عنوان مقاله [English]
"Garden-axis" –the urban structural axis influenced by the gardens- is a great urban element in the cities of the Safavid era. Cities such as Qazvin, Isfahan, Mashhad, Shiraz and Nishabur, developed with garden-axes during this era. The first Safavid rulers built their new capitals by connecting them to old towns with garden cities which were organized around a special kind of public garden spaces (squares and streets).
Shiraz, owes its civic life to existence of gardens, such as "Garden-axes" and also governmental gardens. The main question in this article is “What is the role of garden-axes in the development of Shiraz?”
To answer this question, at first the concept of garden-axes and two garden-axes on north and west of the city is explained.
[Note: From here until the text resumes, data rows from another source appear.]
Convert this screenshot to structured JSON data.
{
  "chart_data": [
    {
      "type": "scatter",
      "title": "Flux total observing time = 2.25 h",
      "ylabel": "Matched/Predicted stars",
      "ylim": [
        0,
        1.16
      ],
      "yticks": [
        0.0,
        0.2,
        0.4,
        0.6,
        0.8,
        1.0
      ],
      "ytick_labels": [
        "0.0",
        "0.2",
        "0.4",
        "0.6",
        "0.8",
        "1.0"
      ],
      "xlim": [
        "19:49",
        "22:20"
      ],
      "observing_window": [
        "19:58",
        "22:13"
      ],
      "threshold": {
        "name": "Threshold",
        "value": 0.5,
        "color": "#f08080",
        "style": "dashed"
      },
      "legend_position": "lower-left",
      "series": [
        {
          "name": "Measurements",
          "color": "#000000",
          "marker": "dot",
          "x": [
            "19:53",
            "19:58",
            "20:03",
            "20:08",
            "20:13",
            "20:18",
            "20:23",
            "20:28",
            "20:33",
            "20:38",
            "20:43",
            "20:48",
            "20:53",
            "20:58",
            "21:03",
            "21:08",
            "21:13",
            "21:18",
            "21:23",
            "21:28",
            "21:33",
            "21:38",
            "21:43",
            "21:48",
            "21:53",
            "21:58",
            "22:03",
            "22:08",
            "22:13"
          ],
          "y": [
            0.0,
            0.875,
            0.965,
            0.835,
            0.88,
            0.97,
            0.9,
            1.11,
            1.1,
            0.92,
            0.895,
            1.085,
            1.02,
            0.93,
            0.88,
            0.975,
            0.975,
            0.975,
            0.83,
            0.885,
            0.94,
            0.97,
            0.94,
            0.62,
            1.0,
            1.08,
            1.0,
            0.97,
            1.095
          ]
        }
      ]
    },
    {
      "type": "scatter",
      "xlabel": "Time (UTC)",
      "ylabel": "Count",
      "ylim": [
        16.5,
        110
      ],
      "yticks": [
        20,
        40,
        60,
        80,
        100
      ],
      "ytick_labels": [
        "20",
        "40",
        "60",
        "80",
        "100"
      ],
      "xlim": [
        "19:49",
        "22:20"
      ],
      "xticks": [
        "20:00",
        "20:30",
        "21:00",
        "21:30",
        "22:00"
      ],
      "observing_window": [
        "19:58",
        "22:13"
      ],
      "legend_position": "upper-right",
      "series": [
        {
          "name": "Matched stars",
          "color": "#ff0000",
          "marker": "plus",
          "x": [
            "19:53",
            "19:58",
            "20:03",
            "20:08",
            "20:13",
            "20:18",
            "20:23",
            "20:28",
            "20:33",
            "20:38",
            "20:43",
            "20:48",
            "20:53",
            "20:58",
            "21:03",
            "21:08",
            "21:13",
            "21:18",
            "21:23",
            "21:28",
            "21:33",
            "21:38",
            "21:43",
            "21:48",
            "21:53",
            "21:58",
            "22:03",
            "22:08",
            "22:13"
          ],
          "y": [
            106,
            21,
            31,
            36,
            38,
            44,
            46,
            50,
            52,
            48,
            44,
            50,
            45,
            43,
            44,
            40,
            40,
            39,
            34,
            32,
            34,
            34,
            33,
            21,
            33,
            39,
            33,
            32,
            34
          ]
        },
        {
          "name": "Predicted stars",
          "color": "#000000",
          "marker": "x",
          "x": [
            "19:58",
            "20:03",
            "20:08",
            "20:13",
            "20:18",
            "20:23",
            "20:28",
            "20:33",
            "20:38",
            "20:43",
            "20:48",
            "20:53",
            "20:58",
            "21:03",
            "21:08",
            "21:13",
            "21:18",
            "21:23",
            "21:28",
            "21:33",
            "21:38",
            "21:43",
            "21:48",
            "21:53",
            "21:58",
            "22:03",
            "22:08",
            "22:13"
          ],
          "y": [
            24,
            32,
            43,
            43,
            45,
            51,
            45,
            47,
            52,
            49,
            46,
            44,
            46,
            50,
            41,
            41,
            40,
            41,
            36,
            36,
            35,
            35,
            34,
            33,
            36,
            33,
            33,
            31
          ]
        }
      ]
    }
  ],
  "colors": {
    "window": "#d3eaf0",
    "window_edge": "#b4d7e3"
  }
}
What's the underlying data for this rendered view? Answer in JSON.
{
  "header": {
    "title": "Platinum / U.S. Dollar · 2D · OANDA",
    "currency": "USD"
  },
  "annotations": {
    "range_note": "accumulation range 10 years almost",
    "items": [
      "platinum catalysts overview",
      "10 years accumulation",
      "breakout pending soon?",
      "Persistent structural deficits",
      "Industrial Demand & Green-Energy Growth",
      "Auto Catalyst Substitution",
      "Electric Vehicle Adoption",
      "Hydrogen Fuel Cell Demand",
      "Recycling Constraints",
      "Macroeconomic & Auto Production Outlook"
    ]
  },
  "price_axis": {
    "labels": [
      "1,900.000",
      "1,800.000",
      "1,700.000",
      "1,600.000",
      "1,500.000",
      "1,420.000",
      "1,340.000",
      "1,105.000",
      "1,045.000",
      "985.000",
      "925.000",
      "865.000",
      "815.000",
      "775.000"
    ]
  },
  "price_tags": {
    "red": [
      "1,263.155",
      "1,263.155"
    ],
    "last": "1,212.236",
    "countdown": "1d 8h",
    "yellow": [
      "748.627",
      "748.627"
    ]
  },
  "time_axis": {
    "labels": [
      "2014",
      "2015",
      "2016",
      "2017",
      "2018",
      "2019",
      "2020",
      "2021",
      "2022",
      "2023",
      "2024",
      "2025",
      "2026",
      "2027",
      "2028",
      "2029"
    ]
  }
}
Then their role in urban development during the Zand era and after it was analyzed and evaluated.
The results show that garden-axes has been an achievement which drove gardens in the historic city of Shiraz in the Safavid era for the physical manifestation of the spatial structure of the city in the new system. Not even northern and western garden-axes of the city were the identification elements in the urban system, but they also have an important role in urban development.
The formation of these garden-axes, represent Safavid basics of building gardens for identifying of the entrances to the city (Estakhri gate) and also led the development of the city during the Zand and Qajar and Pahlavi era. In the period of Karim Khan Zand Government, creation and integration of gardens with government buildings, including Bagh-nazar and Arg-Karimkhan Garden, along with revival of two garden-axes of north and west, strengthened the urban system.
In the early stages of urban development of Shiraz in the first Pahlavi era, the western-oriented garden-axes became Karim Khan Zand street and in later periods, the integration of important administrative activities in this street and the process of development, led to the breakdown and destruction of gardens.